穆尔楦不语,祈桢说:“朕告诉他,说朕会考虑,不过现在,朕认为无需考虑,因为你穆尔楦,此生此世,只可以……是朕的女人。”祈桢一把就将穆尔楦搂在了自己怀里,很是用力。
穆尔楦身子突然一下就往前靠在祈桢的怀里,突如其来的这个动作,穆尔楦来不及反应,就连该说些什么都说不出来了。抬起头头,瞪大了双眼看着祈桢皇帝。
下一秒,穆尔楦的双唇已经紧紧被祈桢锁住了。唇上传来的温度就像是迷药把穆尔楦迷晕了。脑子里除了空白,就什么也没有了。等她穆尔楦反应过来。祈桢搂着穆尔楦,纵使她穆尔楦已经傻了眼,祈桢也仍然没有放开。
“尔楦,我们都是皇上的女人,是没有资格拒绝他的。”穆尔楦记得当日,这番话乃是尤筝对自己说过的话。

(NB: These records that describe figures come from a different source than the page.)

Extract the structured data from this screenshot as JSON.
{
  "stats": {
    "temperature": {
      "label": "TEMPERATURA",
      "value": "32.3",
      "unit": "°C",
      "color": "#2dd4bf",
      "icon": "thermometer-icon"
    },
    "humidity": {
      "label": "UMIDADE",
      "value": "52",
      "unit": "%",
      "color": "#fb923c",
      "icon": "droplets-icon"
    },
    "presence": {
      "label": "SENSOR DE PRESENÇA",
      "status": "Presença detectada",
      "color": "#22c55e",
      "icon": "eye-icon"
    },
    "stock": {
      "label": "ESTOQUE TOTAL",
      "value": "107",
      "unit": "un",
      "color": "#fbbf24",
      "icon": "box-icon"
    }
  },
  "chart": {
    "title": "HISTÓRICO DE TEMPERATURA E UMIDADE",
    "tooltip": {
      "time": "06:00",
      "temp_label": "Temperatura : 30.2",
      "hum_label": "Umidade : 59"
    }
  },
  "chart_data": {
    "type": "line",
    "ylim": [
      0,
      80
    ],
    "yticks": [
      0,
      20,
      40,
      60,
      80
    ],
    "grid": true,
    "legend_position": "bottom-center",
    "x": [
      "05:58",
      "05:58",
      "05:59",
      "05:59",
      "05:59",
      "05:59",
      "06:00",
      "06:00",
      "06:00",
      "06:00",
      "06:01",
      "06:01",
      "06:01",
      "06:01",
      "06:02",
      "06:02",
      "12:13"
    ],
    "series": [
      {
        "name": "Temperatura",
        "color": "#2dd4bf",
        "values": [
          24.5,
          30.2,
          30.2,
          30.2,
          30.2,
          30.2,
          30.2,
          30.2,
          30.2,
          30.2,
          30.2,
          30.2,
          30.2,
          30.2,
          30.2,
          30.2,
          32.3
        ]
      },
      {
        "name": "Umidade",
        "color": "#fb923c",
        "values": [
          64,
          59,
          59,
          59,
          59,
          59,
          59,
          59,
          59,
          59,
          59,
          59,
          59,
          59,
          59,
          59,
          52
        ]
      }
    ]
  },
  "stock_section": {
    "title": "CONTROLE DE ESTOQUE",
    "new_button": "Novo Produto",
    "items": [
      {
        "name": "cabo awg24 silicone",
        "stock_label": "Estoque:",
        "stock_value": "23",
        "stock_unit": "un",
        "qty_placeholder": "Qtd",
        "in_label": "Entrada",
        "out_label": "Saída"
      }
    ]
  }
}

穆尔楦明白,自己是皇上的女人,就一生都是,无论如何,都不可以拒绝。穆尔楦闭上了双目,这个男人,纵使自己不爱,纵使自己的心跳已经在这个男人头也不回的离开的那天就已经不再跳了。
木窗开着,冷风缓缓的吹了进来。抚过房间了每一处,抚过了穆尔楦和祈桢。
那一夜,祈桢留在了宛宁宫。
红灯木床,一夜冷暖。
既是无情,又何必有情。
他日,无论相爱是否,只是那日,穆尔楦的一个承诺,锁了自己一生的情。
那一晚,穆尔楦熟睡在祈桢的怀里。
那一晚,清梦夜。
红了暖床,迷了乱枕千万。
她穆尔楦问自己,究竟这个躺在自己身边的这个男人自己究竟是爱,还是,不爱。姐姐穆子怡的那番话依旧在心里荡漾,窗外明月朗朗,清风慢抚,穆尔楦那双清澈的双眼满是心中的一番苦楚。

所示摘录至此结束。